The European Commission announced Monday it had opened an in-depth investigation into whether Luxembourg broke EU state aid rules by approving a deal that, according to Reuters, “allows Amazon to operate almost tax free in Europe.” Amazon’s main European subsidiary racks up almost 14 billion euros ($18 billion) in annual sales.
“National authorities must not allow selected companies to understate their taxable profits by using favorable calculation methods,” Joaquin Almunia, the commission’s vice-president for competition policy, said in a news release. “It is only fair that subsidiaries of multinational companies pay their share of taxes and do not receive preferential treatment which could amount to hidden subsidies.”

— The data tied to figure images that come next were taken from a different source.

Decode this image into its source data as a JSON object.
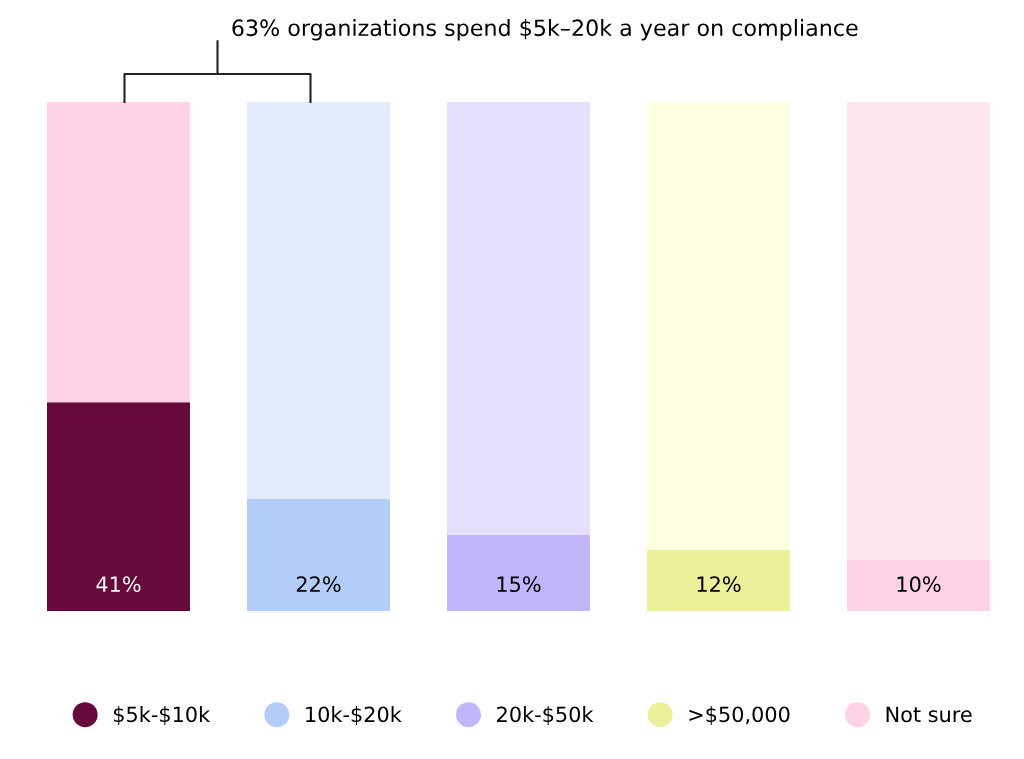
{
  "chart_data": {
    "type": "bar",
    "stacked": true,
    "legend": "bottom",
    "grid": false,
    "tick_labels": false,
    "marker": "circle",
    "categories": [
      null,
      null,
      null,
      null,
      null
    ],
    "annotations": [
      "63% organizations spend $5k–20k a year on compliance"
    ],
    "series": [
      {
        "name": "$5k-$10k",
        "color": "#660a3c",
        "values": [
          41,
          null,
          null,
          null,
          null
        ],
        "value_labels": [
          "41%",
          null,
          null,
          null,
          null
        ]
      },
      {
        "name": "10k-$20k",
        "color": "#b3cdf8",
        "values": [
          null,
          22,
          null,
          null,
          null
        ],
        "value_labels": [
          null,
          "22%",
          null,
          null,
          null
        ]
      },
      {
        "name": "20k-$50k",
        "color": "#c2b5fb",
        "values": [
          null,
          null,
          15,
          null,
          null
        ],
        "value_labels": [
          null,
          null,
          "15%",
          null,
          null
        ]
      },
      {
        "name": ">$50,000",
        "color": "#edf09a",
        "values": [
          null,
          null,
          null,
          12,
          null
        ],
        "value_labels": [
          null,
          null,
          null,
          "12%",
          null
        ]
      },
      {
        "name": "Not sure",
        "color": "#ffd2e6",
        "values": [
          null,
          null,
          null,
          null,
          10
        ],
        "value_labels": [
          null,
          null,
          null,
          null,
          "10%"
        ]
      },
      {
        "colors": [
          "#ffd2e6",
          "#e2ebfc",
          "#e5defd",
          "#fdffe0",
          "#ffe6f0"
        ],
        "values": [
          59,
          78,
          85,
          88,
          90
        ]
      }
    ]
  }
}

In June, the commission launched similar investigations into tax breaks granted to Apple in Ireland, Starbucks in the Netherlands and Fiat Finance and Trade in Luxembourg. Possible remedies could include the recovery of illegally granted tax aid.
Amazon is structured so that all online sales in Europe are technically between customers and a Luxembourg subsidiary. Under the 2003 tax agreement, the commission said, Amazon EU Sarl pays a tax-deductible royalty to its immediate parent, Amazon Europe Holding Technologies SCS, in return for using Amazon intellectual property. As a result, Reuters says, most European profits of Amazon are recorded in Luxembourg but are not taxed in Luxembourg.
“At this stage the Commission considers that the amount of this royalty … might not be in line with market conditions,” the EU’s antitrust watchdog said. “The Commission has concerns that the ruling could underestimate the taxable profits of Amazon EU Sarl, and thereby grant an economic advantage to Amazon by allowing the group to pay less tax than other companies whose profits are allocated in line with market terms.”
Amazon denied receiving special tax treatment from Luxembourg, saying in a statement that it was subject to the same tax laws as other companies operating there.